After a quiet draw in the previous match, Ian Nepomniachtchi had the white pieces, and with his back completely against the wall he had to take some chances. In a wild sequence starting around move 19, Nepo forced the relatively closed position open, after which Carlsen quickly saw that he could sacrifice the exchange for a ferocious attack. 15 moves later, Nepo had defended against the attack, but ended up in a hopeless endgame which Carlsen won with seeming ease.

It was a wonderful match, overall, with many beautiful games.

And it was very exciting to see how the worldwide interest in chess continues to grow!

Wednesday, December 8, 2021

Up, up, and away

As I noted just three weeks ago, the first test of the new Millenium Tower stabilization procedures was completed and "a second test will follow".

Not a promising early result from the new test, though: SF Millennium Tower Tilts Quarter Inch in Four Days

Newly released monitoring data shows that San Francisco’s Millennium Tower tilted a quarter inch during the four days it took to install the first test pile to bedrock last month.


The latest data – including the four days that the test pile was installed from Nov. 15 to Nov. 19 – shows a quarter inch of new tilt, as well as a tenth of an inch of settlement at the time the test installation occurred. At the same time, there was marked fluctuation of water pressure below the foundation on the Mission Street side of the structure.


While the data shows plunging pressure level quickly came back up, Pyke said the brief loss would likely generate settlement.


“You can accidentally remove soil that you want to stay in place,” said Rune Storesund, a geotechnical engineer who runs UC Berkeley’s Center for Catastrophic Risk Management.
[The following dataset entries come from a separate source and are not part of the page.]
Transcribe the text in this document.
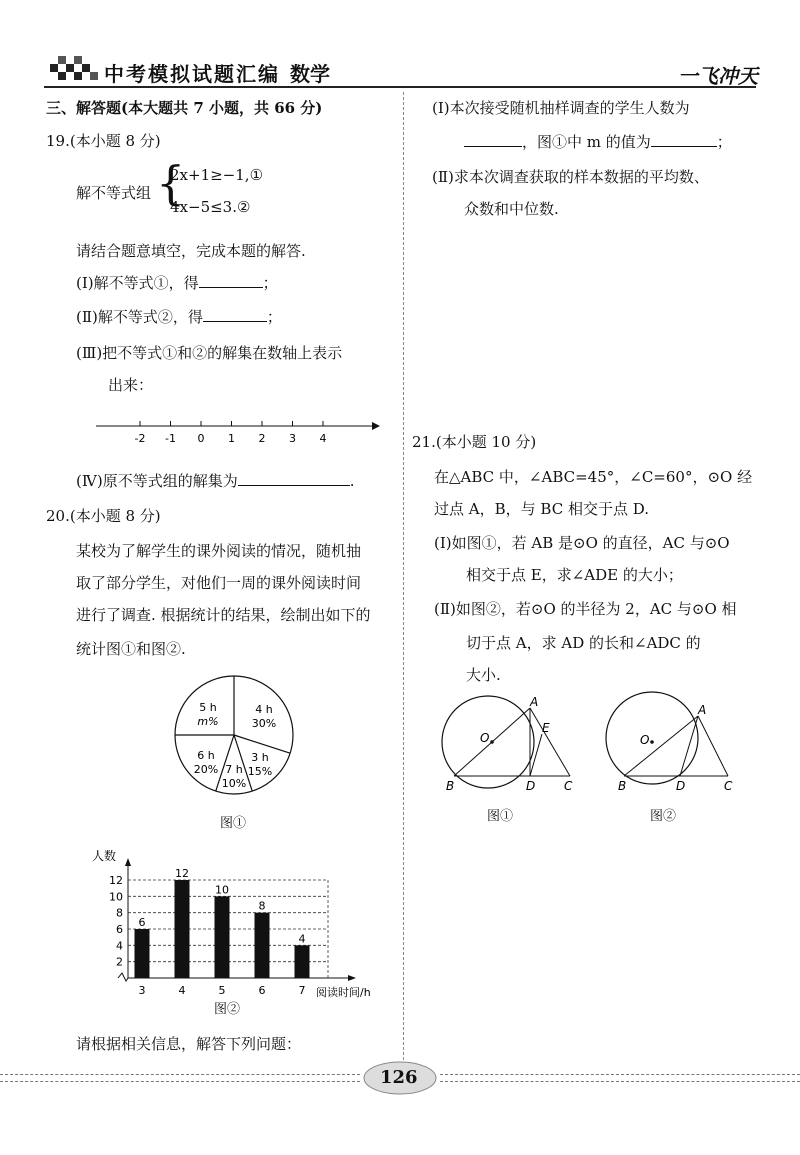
中考模拟试题汇编 数学	一飞冲天
三、解答题(本大题共 7 小题，共 66 分)
19.(本小题 8 分)
解不等式组 {
2x+1≥−1,①
4x−5≤3.②
请结合题意填空，完成本题的解答.
(Ⅰ)解不等式①，得	；
(Ⅱ)解不等式②，得	；
(Ⅲ)把不等式①和②的解集在数轴上表示
出来：
-2 -1 0 1 2 3 4
(Ⅳ)原不等式组的解集为	.
20.(本小题 8 分)
某校为了解学生的课外阅读的情况，随机抽
取了部分学生，对他们一周的课外阅读时间
进行了调查. 根据统计的结果，绘制出如下的
统计图①和图②.
5 h
m%
4 h
30%
6 h
20% 7 h
10%
3 h
15%
图①
2
4
6
8
10
12
6
3
12
4
10
5
8
6
4
7
人数
阅读时间/h
图②
请根据相关信息，解答下列问题：
(Ⅰ)本次接受随机抽样调查的学生人数为
，图①中 m 的值为	；
(Ⅱ)求本次调查获取的样本数据的平均数、
众数和中位数.
21.(本小题 10 分)
在△ABC 中，∠ABC=45°，∠C=60°，⊙O 经
过点 A，B，与 BC 相交于点 D.
(Ⅰ)如图①，若 AB 是⊙O 的直径，AC 与⊙O
相交于点 E，求∠ADE 的大小；
(Ⅱ)如图②，若⊙O 的半径为 2，AC 与⊙O 相
切于点 A，求 AD 的长和∠ADC 的
大小.
O
A
E
B	D C
图①
O
A
B	D	C
图②
126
He says the water pressure data suggests engineers could clearly do more to refine their methods. “You’re always going to get settlement, obviously you want that to be as low as possible.”

It's not like they didn't expect there would be some impact; they're just discussing how substantial the measured impact was.

I guess that if the building settles evenly, that's the most important thing; the tilt is far more of a challenge than the settling.

Not that this is easy, but it sure would be nice if the overall result were successful.

Tuesday, December 7, 2021

WCC 2021: A third Carlsen victory

Carlsen has now won 3 of the last 4 games, and leads, overall, 6-3.

I'm not sure whether Carlsen needs 7 or 7.5 points in order to retain his title, but either way, he's getting close.

Game 9 was quite interesting until it, suddenly, wasn't very interesting at all.

Sunday, December 5, 2021

WCC 2021: A second Carlsen victory

After eight of the scheduled fourteen games, Carlsen now leads 5-3.

Today's match was sharp and short, compared to the epic game six marathon. In a queen-and-pawn endgame, Carlsen maneuvered crisply and won two pawns, and Nepomniachtchi resigned on move 46.